According to the board’s own study completed last fall, the proposed 47-cent tax hike is nearly double what the board actually needs to pull the education fund out of debt and place it solidly into surplus.

In fact, a 30-cent increase studied and ignored by board members would have been the best choice, generating a $1.8 million surplus in the education fund by 2010. That’s $1.8 million even after additional spending is factored in for an across-the-board teacher salary increase and general academic improvements.

These numbers, and those to follow, come from the board, not me. I’ll gladly hand-deliver copies of the board’s revenue projections to anyone interested in learning more about the district’s true financial situation.

If the 47-cent referendum passes, it will generate an education fund surplus of $4 million by 2010, even with an average increase of 4.6 percent in curriculum-related spending every year. This surplus is above and beyond a projected working cash reserve of $3.2 million in 2010.

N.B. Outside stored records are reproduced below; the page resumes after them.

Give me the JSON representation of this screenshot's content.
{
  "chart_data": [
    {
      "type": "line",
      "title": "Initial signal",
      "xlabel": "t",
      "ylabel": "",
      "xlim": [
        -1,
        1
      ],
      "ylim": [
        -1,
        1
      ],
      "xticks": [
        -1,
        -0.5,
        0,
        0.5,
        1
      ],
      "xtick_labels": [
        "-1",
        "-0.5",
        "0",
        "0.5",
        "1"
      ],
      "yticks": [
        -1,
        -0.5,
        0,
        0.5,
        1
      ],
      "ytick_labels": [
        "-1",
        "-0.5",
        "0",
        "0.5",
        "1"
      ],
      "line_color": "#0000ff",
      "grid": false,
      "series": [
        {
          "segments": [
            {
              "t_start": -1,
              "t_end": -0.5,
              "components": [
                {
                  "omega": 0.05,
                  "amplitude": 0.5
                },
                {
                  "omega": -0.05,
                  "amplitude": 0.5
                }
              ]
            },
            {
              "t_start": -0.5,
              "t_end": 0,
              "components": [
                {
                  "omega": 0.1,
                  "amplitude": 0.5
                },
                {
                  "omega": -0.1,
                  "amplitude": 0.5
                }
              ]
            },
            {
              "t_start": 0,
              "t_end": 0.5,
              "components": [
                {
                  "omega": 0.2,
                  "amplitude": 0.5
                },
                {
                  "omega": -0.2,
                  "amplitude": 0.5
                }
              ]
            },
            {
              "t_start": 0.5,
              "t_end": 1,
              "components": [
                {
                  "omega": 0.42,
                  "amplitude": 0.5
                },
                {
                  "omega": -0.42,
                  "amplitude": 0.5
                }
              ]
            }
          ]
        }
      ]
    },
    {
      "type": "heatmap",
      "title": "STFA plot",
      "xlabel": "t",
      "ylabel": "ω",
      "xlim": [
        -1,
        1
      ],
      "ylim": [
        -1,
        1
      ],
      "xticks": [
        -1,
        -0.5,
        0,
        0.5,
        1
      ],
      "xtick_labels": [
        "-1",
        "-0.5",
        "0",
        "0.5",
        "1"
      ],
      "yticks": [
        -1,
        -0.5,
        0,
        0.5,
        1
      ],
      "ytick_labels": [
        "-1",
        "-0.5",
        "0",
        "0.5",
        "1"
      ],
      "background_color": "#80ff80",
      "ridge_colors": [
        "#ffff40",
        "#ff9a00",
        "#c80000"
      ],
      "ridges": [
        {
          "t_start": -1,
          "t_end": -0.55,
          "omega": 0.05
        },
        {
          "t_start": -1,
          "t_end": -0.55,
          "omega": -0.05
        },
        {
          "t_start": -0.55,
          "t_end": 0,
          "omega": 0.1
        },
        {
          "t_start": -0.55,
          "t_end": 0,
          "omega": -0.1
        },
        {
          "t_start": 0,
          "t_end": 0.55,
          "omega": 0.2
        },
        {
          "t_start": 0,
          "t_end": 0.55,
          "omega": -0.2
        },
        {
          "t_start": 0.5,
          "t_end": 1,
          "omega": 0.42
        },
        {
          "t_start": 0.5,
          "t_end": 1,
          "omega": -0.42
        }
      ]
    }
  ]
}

Even if you toss in the board’s ideas for all-day kindergarten and other expensive “program enhancements” that exist only on paper, the board will be sitting on $6.3 million in 2010, just in the education and working cash funds.

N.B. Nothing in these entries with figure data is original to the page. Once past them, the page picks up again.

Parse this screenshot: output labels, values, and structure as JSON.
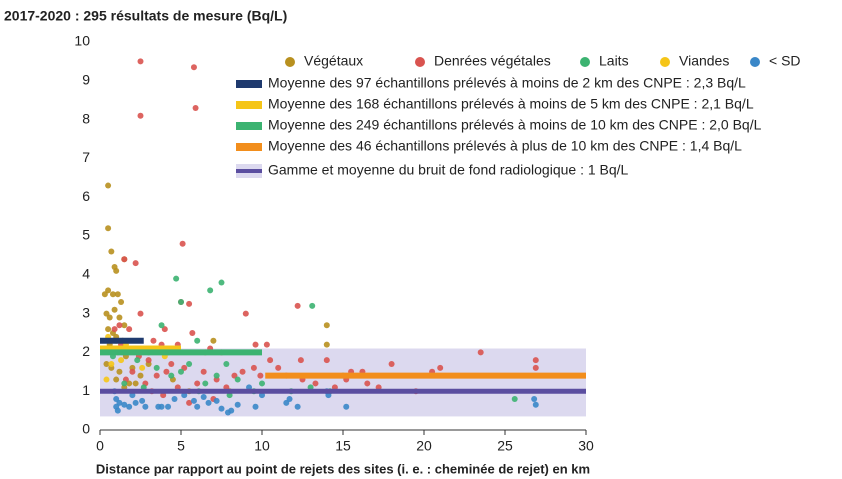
{
  "chart_data": {
    "type": "scatter",
    "title": "2017-2020 : 295 résultats de mesure (Bq/L)",
    "x_label": "Distance par rapport au point de rejets des sites (i. e. : cheminée de rejet) en km",
    "xlim": [
      0,
      30
    ],
    "xticks": [
      0,
      5,
      10,
      15,
      20,
      25,
      30
    ],
    "ylim": [
      0,
      10
    ],
    "yticks": [
      0,
      1,
      2,
      3,
      4,
      5,
      6,
      7,
      8,
      9,
      10
    ],
    "series": [
      {
        "name": "Végétaux",
        "color": "#b8901f",
        "x": [
          0.5,
          0.5,
          0.7,
          0.9,
          1.0,
          0.3,
          0.5,
          0.8,
          1.1,
          1.3,
          0.4,
          0.6,
          0.9,
          1.2,
          1.5,
          0.5,
          0.8,
          1.0,
          1.4,
          0.6,
          1.1,
          1.6,
          0.7,
          1.2,
          2.0,
          1.0,
          1.8,
          2.5,
          3.0,
          1.5,
          14,
          14,
          7,
          6.5,
          4.5,
          8,
          5.5,
          2.2,
          1.5,
          0.4
        ],
        "values": [
          6.3,
          5.2,
          4.6,
          4.2,
          4.1,
          3.5,
          3.6,
          3.5,
          3.5,
          3.3,
          3.0,
          2.9,
          3.1,
          2.9,
          2.7,
          2.6,
          2.5,
          2.4,
          2.3,
          2.2,
          2.0,
          1.9,
          1.6,
          1.5,
          1.6,
          1.3,
          1.2,
          1.4,
          1.7,
          4.4,
          2.7,
          2.2,
          2.3,
          2.0,
          1.3,
          1.0,
          1.0,
          1.2,
          1.1,
          1.7
        ]
      },
      {
        "name": "Denrées végétales",
        "color": "#d9534f",
        "x": [
          2.5,
          5.8,
          2.5,
          5.9,
          5.1,
          2.2,
          1.5,
          2.5,
          5.0,
          5.5,
          9,
          12.2,
          4.0,
          5.7,
          1.2,
          1.8,
          3.3,
          3.8,
          4.8,
          6.8,
          7.5,
          9.6,
          10.3,
          12.4,
          14,
          15.5,
          16.2,
          18,
          20.5,
          21,
          23.5,
          26.9,
          26.9,
          11,
          10.5,
          9.5,
          8.3,
          7.2,
          6.4,
          5.2,
          4.4,
          3.5,
          2.8,
          2.0,
          1.6,
          3.2,
          4.8,
          6.0,
          7.8,
          8.8,
          9.9,
          11.5,
          12.5,
          13.3,
          14.5,
          15.2,
          16.5,
          17.2,
          19.5,
          3.9,
          5.5,
          7.0,
          2.4,
          3.0,
          4.1,
          1.3,
          0.9,
          1.4
        ],
        "values": [
          9.5,
          9.35,
          8.1,
          8.3,
          4.8,
          4.3,
          4.4,
          3.0,
          3.3,
          3.25,
          3.0,
          3.2,
          2.6,
          2.5,
          2.7,
          2.6,
          2.3,
          2.2,
          2.2,
          2.1,
          2.0,
          2.2,
          2.2,
          1.8,
          1.8,
          1.5,
          1.5,
          1.7,
          1.5,
          1.6,
          2.0,
          1.8,
          1.6,
          1.6,
          1.8,
          1.6,
          1.4,
          1.3,
          1.5,
          1.6,
          1.7,
          1.4,
          1.2,
          1.5,
          1.3,
          1.0,
          1.1,
          1.2,
          1.1,
          1.5,
          1.4,
          1.4,
          1.3,
          1.2,
          1.1,
          1.3,
          1.2,
          1.1,
          1.0,
          0.9,
          0.7,
          0.8,
          1.9,
          1.8,
          1.5,
          2.2,
          2.6,
          2.0
        ]
      },
      {
        "name": "Laits",
        "color": "#3cb371",
        "x": [
          4.7,
          5.0,
          6.8,
          7.5,
          13.1,
          3.8,
          6.0,
          4.2,
          2.3,
          3.0,
          5.5,
          7.8,
          7.2,
          6.5,
          5.0,
          3.5,
          4.4,
          8.5,
          9.5,
          10,
          13,
          14.2,
          1.5,
          2.7,
          6.1,
          8.0,
          25.6,
          11.8,
          15,
          0.8
        ],
        "values": [
          3.9,
          3.3,
          3.6,
          3.8,
          3.2,
          2.7,
          2.3,
          2.0,
          1.8,
          2.0,
          1.7,
          1.7,
          1.4,
          1.2,
          1.5,
          1.6,
          1.4,
          1.3,
          1.0,
          1.2,
          1.1,
          1.0,
          1.2,
          1.1,
          1.0,
          0.9,
          0.8,
          1.0,
          1.4,
          1.9
        ]
      },
      {
        "name": "Viandes",
        "color": "#f5c518",
        "x": [
          0.5,
          1.0,
          1.6,
          2.1,
          3.5,
          0.7,
          1.3,
          2.6,
          4.0,
          0.4
        ],
        "values": [
          2.4,
          2.3,
          2.2,
          2.1,
          2.1,
          1.7,
          1.8,
          1.6,
          1.9,
          1.3
        ]
      },
      {
        "name": "< SD",
        "color": "#3a87c8",
        "x": [
          1.0,
          1.0,
          1.1,
          1.2,
          1.5,
          1.8,
          2.2,
          2.6,
          2.8,
          3.6,
          3.8,
          4.2,
          4.6,
          5.2,
          5.8,
          6.0,
          6.7,
          7.2,
          7.5,
          7.9,
          8.1,
          8.5,
          9.6,
          10,
          11.5,
          11.7,
          12.2,
          14.0,
          14.1,
          15.2,
          26.8,
          26.9,
          0.9,
          2.0,
          9.2,
          6.4
        ],
        "values": [
          0.8,
          0.6,
          0.5,
          0.7,
          0.65,
          0.6,
          0.7,
          0.75,
          0.6,
          0.6,
          0.6,
          0.6,
          0.8,
          0.9,
          0.75,
          0.6,
          0.7,
          0.75,
          0.55,
          0.45,
          0.5,
          0.65,
          0.6,
          0.9,
          0.7,
          0.8,
          0.6,
          1.0,
          0.9,
          0.6,
          0.8,
          0.65,
          1.0,
          0.9,
          1.1,
          0.85
        ]
      }
    ],
    "mean_lines": [
      {
        "name": "Moyenne des 97 échantillons prélevés à moins de 2 km des CNPE : 2,3 Bq/L",
        "color": "#1f3a6e",
        "x": [
          0,
          2.7
        ],
        "value": 2.3
      },
      {
        "name": "Moyenne des 168 échantillons prélevés à moins de 5 km des CNPE : 2,1 Bq/L",
        "color": "#f5c518",
        "x": [
          0,
          5
        ],
        "value": 2.1
      },
      {
        "name": "Moyenne des 249 échantillons prélevés à moins de 10 km des CNPE : 2,0 Bq/L",
        "color": "#3cb371",
        "x": [
          0,
          10
        ],
        "value": 2.0
      },
      {
        "name": "Moyenne des 46 échantillons prélevés à plus de 10 km des CNPE : 1,4 Bq/L",
        "color": "#f28e1c",
        "x": [
          10.2,
          30
        ],
        "value": 1.4
      }
    ],
    "background_band": {
      "name": "Gamme et moyenne du bruit de fond radiologique : 1 Bq/L",
      "color": "#dcd9ef",
      "line_color": "#5b4ea0",
      "x": [
        0,
        30
      ],
      "range": [
        0.35,
        2.1
      ],
      "value": 1
    }
  }
}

A huge surplus in the education fund is inappropriate because the board’s separate working cash fund is intended to be the district’s fall-back fund. The district doesn’t need two multi-million dollar piggy banks, and the board doesn’t need the temptation to spend those excess tax dollars.

A 30-cent increase, on the other hand, is enough to keep the education fund from ever dipping into the red, and it builds a substantial surplus of $1.8 million by 2010, according to the board’s projections. When you toss in the availability of $3.2 million in the district’s separate working cash fund, that’s $5 million in cash, well beyond the cash cushion recommended by the state of Illinois, all on a 30-cent hike.

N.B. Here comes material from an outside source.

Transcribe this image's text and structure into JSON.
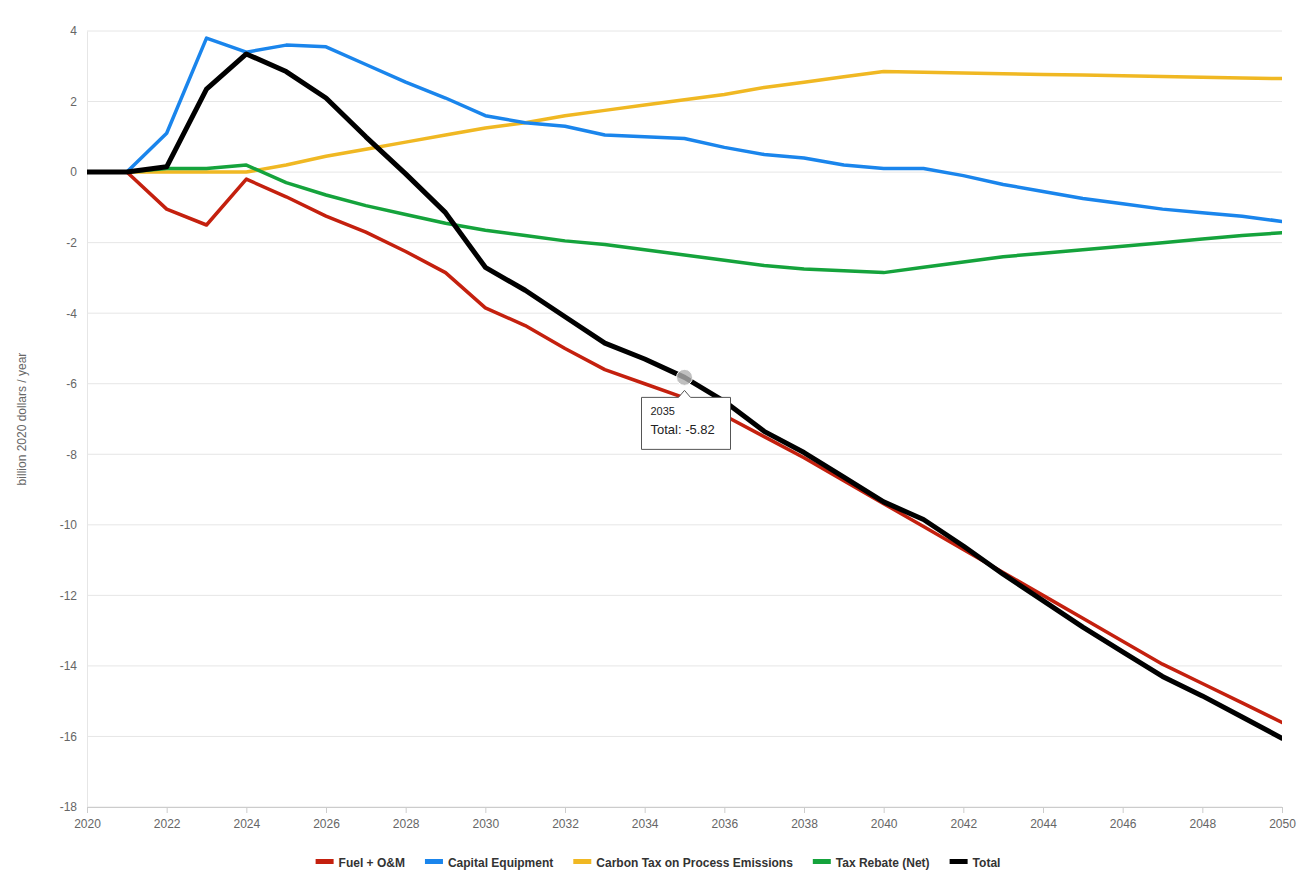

As a parent and voter, I think it’s important to know about projected cash surpluses and lower tax alternatives available to our district. The board simply doesn’t need as much money as a 47-cent tax hike would produce.

So where do we go from here? Personally, I have to vote no, even though I fully support the board’s determination to balance the district’s finances. I know the education fund is a mess, and so is the tax system that funds our schools. But I believe we should take the time to get the numbers right. The board failed to do so.

Some parents I have spoken with feel they have no choice but to go along with the school board because their kids keep bringing home memos promising drastic cuts if the board doesn’t get its way. But in reality not a single teacher or program needs to be cut, today or in the fall, according to the board’s financial statements.

Parents and neighbors, we’re being squeezed on purpose. The board discussed how to leverage their position, and the strategy emerged to target hot-button issues such as cutting staff at every grade level, slashing the art, band and sports programs in their entirety and reducing bus service to the bare minimum required by law. It’s a scare-the-voters agenda calculated to touch every child in the district, including mine.

To the referendum cheerleaders wrapping blue ribbons around their trees, I encourage you to ask yourself whether it’s your intention to fund the district properly or to fund it excessively. It seems to me a number of parents and teachers are marching in lockstep with the board’s position and either don’t know or don’t care that the proposed tax hike far exceeds the district’s projected expenses.

I urge the District 95 school board to withdraw its 47-cent tax increase from the March ballot, because it exceeds what is prudent and necessary to fund the district’s education fund. And I call upon the board to return to the voters eigh months from now with a 30-cent referendum which more closely matches the financial needs of our schools.

To cover any shortfall in the education fund between now and passage of a 30-cent tax increase, the board should carefully tap into its $2.8 million cash reserve, just as it has funded budget shortfalls in the past.

That’s what the money is there for, and the cash fund is large enough to carry the district past fiscal year 2008, well beyond the first infusion of tax revenue from a successful 30-cent referendum in November.

Voters need to know the entire story. I encourage every D-95 parent and homeowner to vote no in March. The board will get my vote when they return with a 30-cent proposal.